Unexpectedly, in our study, the majority of patients in both groups presented pancreatic insufficiency with no statistically significant differences between the homo- and heterozygous groups. This finding is inconsistent with a commonly known fact that patients who are homozygous for the deltaF508 mutation have a higher incidence of pancreatic insufficiency. Heterozygous patients tend to be older at the time of diagnosis and present with a milder disease [18]. Another clinical aspect of CF presentation in homo- and heterozygous patients was examined by Johansen et al., who provided data about poorer lung function in homozygous patients, with the calculated yearly incidence of chronic Pseudomonas aeruginosa infection and yearly mortality rates being greater in homozygous than in heterozygous patients [47]. Contrary to our results, the quoted paper demonstrated clinical diversity between these two groups of CF patients.
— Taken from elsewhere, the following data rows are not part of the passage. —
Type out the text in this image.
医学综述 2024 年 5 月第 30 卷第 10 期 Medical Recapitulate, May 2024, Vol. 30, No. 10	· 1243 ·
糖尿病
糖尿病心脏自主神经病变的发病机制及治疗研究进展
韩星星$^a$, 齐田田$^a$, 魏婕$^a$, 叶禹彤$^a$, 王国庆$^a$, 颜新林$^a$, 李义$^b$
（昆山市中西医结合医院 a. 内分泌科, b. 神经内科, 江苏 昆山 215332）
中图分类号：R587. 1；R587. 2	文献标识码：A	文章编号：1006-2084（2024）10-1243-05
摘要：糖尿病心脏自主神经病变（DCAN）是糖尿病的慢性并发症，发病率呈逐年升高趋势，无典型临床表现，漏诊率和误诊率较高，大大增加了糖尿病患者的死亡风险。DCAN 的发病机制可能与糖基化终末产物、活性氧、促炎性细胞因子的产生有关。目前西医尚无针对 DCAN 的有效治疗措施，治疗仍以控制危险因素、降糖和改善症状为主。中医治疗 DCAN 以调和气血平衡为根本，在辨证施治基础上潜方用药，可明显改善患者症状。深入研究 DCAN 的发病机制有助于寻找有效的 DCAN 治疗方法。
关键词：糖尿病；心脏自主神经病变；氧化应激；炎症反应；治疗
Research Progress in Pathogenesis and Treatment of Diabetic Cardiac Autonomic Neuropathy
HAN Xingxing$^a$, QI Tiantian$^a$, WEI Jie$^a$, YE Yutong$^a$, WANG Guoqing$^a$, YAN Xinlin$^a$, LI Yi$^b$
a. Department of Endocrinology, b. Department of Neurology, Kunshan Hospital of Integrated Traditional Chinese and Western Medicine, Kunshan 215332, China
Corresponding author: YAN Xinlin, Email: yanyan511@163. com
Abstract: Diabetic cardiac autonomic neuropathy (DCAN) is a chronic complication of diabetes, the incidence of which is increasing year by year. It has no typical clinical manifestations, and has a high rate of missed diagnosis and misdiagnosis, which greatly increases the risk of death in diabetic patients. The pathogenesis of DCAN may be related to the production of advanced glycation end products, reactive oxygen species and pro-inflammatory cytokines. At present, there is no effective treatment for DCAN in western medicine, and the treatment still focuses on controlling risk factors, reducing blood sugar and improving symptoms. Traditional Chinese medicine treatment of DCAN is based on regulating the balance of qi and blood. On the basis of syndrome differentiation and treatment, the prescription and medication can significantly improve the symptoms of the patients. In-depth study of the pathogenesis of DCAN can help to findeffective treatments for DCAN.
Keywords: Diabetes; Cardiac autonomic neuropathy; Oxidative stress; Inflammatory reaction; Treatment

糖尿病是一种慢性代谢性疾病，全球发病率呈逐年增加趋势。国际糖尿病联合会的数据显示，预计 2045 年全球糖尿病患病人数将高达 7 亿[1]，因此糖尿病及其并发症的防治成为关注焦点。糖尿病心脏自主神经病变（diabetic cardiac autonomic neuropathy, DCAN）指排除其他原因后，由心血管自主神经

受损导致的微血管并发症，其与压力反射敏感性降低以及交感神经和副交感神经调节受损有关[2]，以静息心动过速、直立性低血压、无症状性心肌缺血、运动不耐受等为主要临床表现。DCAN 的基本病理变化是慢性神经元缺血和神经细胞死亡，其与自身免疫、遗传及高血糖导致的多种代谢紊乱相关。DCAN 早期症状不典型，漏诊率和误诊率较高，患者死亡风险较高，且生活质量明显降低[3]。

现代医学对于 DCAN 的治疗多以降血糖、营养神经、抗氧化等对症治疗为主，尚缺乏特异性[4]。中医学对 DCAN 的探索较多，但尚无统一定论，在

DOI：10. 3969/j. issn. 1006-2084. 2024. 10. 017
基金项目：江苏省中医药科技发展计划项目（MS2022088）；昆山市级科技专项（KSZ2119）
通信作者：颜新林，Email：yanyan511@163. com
To find an association between the deficit parameters, we correlated the BMI percentiles with the serum levels of vitamins A, D3, E and K1 and the BMI percentiles with fatty acids in the erythrocyte membranes. From 68 correlations, we found only two that were statistically significant, which were in the heterozygotic group between BMI percentiles and fatty acids. This finding demands a further investigation on a larger cohort with respect to the individual daily diet and supplementation, as the reason for these correlations remains unknown.

5. Conclusions

Overall, according to our data, nutritional parameters, such as fat-soluble vitamins, fatty acid profile, weight, height and BMI, did not differ between the groups of paediatric hetero- and homozygous patients for the deltaF508 CFTR mutation. We may thus conclude that the genotype in cystic fibrosis did not accurately predict the individual nutritional phenotype. All cystic fibrosis patients, irrespective of their type of mutation, should be placed under individual nutritional management as soon as possible and treated to prevent further consequences of malnutrition or failure to thrive. The fat-soluble vitamin deficits found in our cohort, despite supplementation, indicated that CF patients were at a high risk of fat-soluble vitamin deficiencies and targeted supplementation might be required. Regular vitamin D3 serum level testing would be beneficial to determine the adequate doses of supplementation to suit the increased demand.